What’s the catch to this seemingly impossible scenario? In theory, if the sun, moon, and stars align properly and all assumptions go according to plan, you may be able to pay down your mortgage in a shorter time frame and get a tax deduction on your mortgage interest.
This is how the plan works. The easiest scenario is to set up your mortgage as a line of credit rather than your typical mortgage amortized over a specified length of time such as 25 years. You would keep your payments the same paying down your mortgage every month just as you always have.
However, every month when the principal on your mortgage is paid down, you reborrow an equivalent amount of principal on the line of credit. The amount reborrowed is invested in a balanced portfolio of stocks, bonds, etc…which is easily done in a mutual fund. Because the funds are used for investment purposes and to generate an income that would ultimately be higher than the interest paid on the line of credit, you are able to write off the interest paid on the line of credit.
The tax refund you receive would then be put on the principal of the home which in turn increases the line of credit. After a few years, the rate that this happens would accelerate allowing you to pay down your mortgage at an ever increasing rate and a lot sooner than just having a regular amortized mortgage.

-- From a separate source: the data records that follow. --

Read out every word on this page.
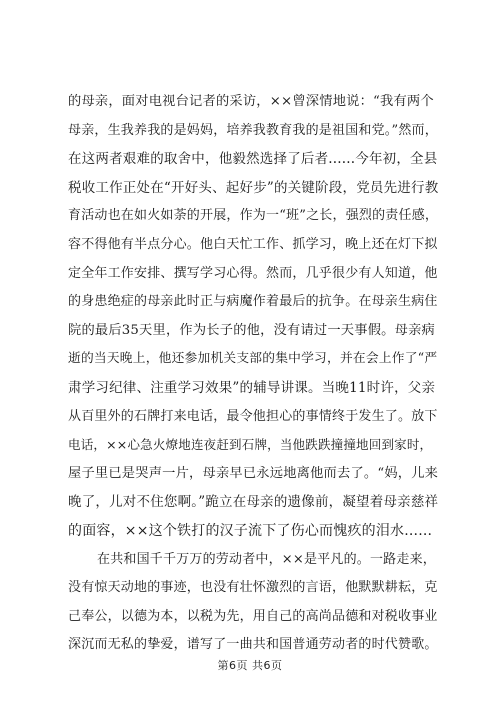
的母亲，面对电视台记者的采访，××曾深情地说：“我有两个
母亲，生我养我的是妈妈，培养我教育我的是祖国和党。”然而，
在这两者艰难的取舍中，他毅然选择了后者......今年初，全县
税收工作正处在“开好头、起好步”的关键阶段，党员先进行教
育活动也在如火如荼的开展，作为一“班”之长，强烈的责任感，
容不得他有半点分心。他白天忙工作、抓学习，晚上还在灯下拟
定全年工作安排、撰写学习心得。然而，几乎很少有人知道，他
的身患绝症的母亲此时正与病魔作着最后的抗争。在母亲生病住
院的最后35天里，作为长子的他，没有请过一天事假。母亲病
逝的当天晚上，他还参加机关支部的集中学习，并在会上作了“严
肃学习纪律、注重学习效果”的辅导讲课。当晚11时许，父亲
从百里外的石牌打来电话，最令他担心的事情终于发生了。放下
电话，××心急火燎地连夜赶到石牌，当他跌跌撞撞地回到家时，
屋子里已是哭声一片，母亲早已永远地离他而去了。“妈，儿来
晚了，儿对不住您啊。”跪立在母亲的遗像前，凝望着母亲慈祥
的面容，××这个铁打的汉子流下了伤心而愧疚的泪水......
在共和国千千万万的劳动者中，××是平凡的。一路走来，
没有惊天动地的事迹，也没有壮怀激烈的言语，他默默耕耘，克
己奉公，以德为本，以税为先，用自己的高尚品德和对税收事业
深沉而无私的挚爱，谱写了一曲共和国普通劳动者的时代赞歌。
第6页 共6页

On the surface, this sounds great and in theory it is. So what are the downfalls? Firstly, you are paying your regular mortgage payment and will then have to make interest payments on the line of credit as well. In the beginning, the interest required is rather small. After just a couple of years, however, the interest required to service the line of credit will run into the thousands of dollars each year.

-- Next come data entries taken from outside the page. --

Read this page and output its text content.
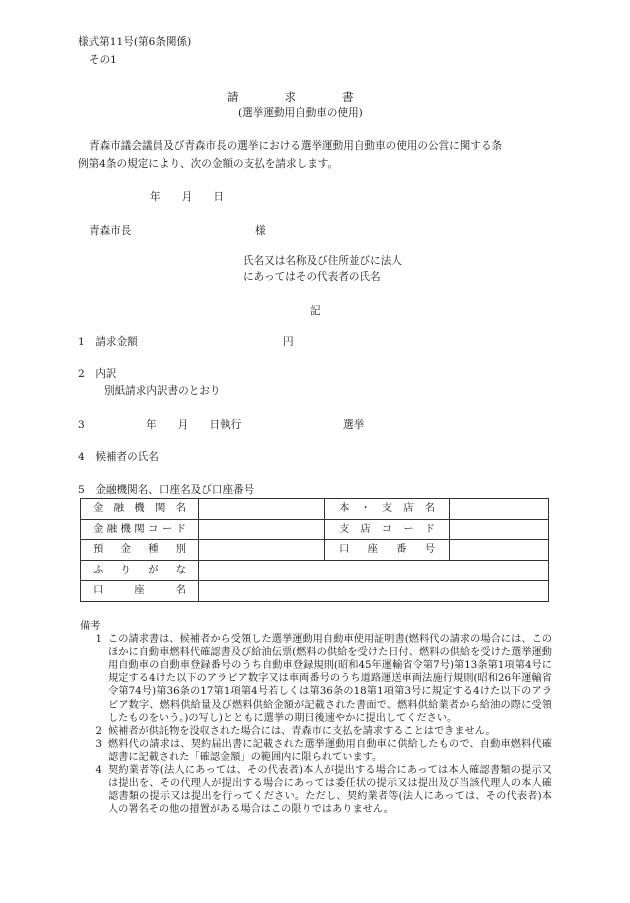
様式第11号(第6条関係)
その1
請　　　　求　　　　書
(選挙運動用自動車の使用)
青森市議会議員及び青森市長の選挙における選挙運動用自動車の使用の公営に関する条
例第4条の規定により、次の金額の支払を請求します。
年　　月　　日
青森市長	様
氏名又は名称及び住所並びに法人
にあってはその代表者の氏名
記
1　請求金額	円
2　内訳
別紙請求内訳書のとおり
3	年　　月　　日執行	選挙
4　候補者の氏名
5　金融機関名、口座名及び口座番号
金融機関名		本・支店名	
金融機関コード		支店コード	
預金種別		口座番号	
ふりがな			
口座名			
備考
1 この請求書は、候補者から受領した選挙運動用自動車使用証明書(燃料代の請求の場合には、このほかに自動車燃料代確認書及び給油伝票(燃料の供給を受けた日付、燃料の供給を受けた選挙運動用自動車の自動車登録番号のうち自動車登録規則(昭和45年運輸省令第7号)第13条第1項第4号に規定する4けた以下のアラビア数字又は車両番号のうち道路運送車両法施行規則(昭和26年運輸省令第74号)第36条の17第1項第4号若しくは第36条の18第1項第3号に規定する4けた以下のアラビア数字、燃料供給量及び燃料供給金額が記載された書面で、燃料供給業者から給油の際に受領したものをいう。)の写し)とともに選挙の期日後速やかに提出してください。
2 候補者が供託物を没収された場合には、青森市に支払を請求することはできません。
3 燃料代の請求は、契約届出書に記載された選挙運動用自動車に供給したもので、自動車燃料代確認書に記載された「確認金額」の範囲内に限られています。
4 契約業者等(法人にあっては、その代表者)本人が提出する場合にあっては本人確認書類の提示又は提出を、その代理人が提出する場合にあっては委任状の提示又は提出及び当該代理人の本人確認書類の提示又は提出を行ってください。ただし、契約業者等(法人にあっては、その代表者)本人の署名その他の措置がある場合はこの限りではありません。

How do you get this money? Well, you can sell off a part of the investment portfolio that you have adding to each month through what is called a systematic withdrawal plan to cover the interest cost. This is where the problem potentially begins. Assume you have a line of credit for $100,000. The interest cost will run about $5000 per year at current interest rates. If you sold off $5000 worth of funds and the market drops as it has done the last couple of years, your $100,000 investment portfolio may only be worth $70,000 -$80,000 while the line of credit continues to grow from its current $100,000. If the markets stay down for just two years, the possibility of the fund recovering to the level of your line of credit is extremely remote.
The strategy uses something called leverage. The same strategy that created the mess for financial institutions around the world. Before considering the Smith Maneuver as a way to become mortgage free sooner, please speak to an independent financial planner or advisor to learn more about the risks?
What do you think of this plan? Would you consider it for your current financial situation?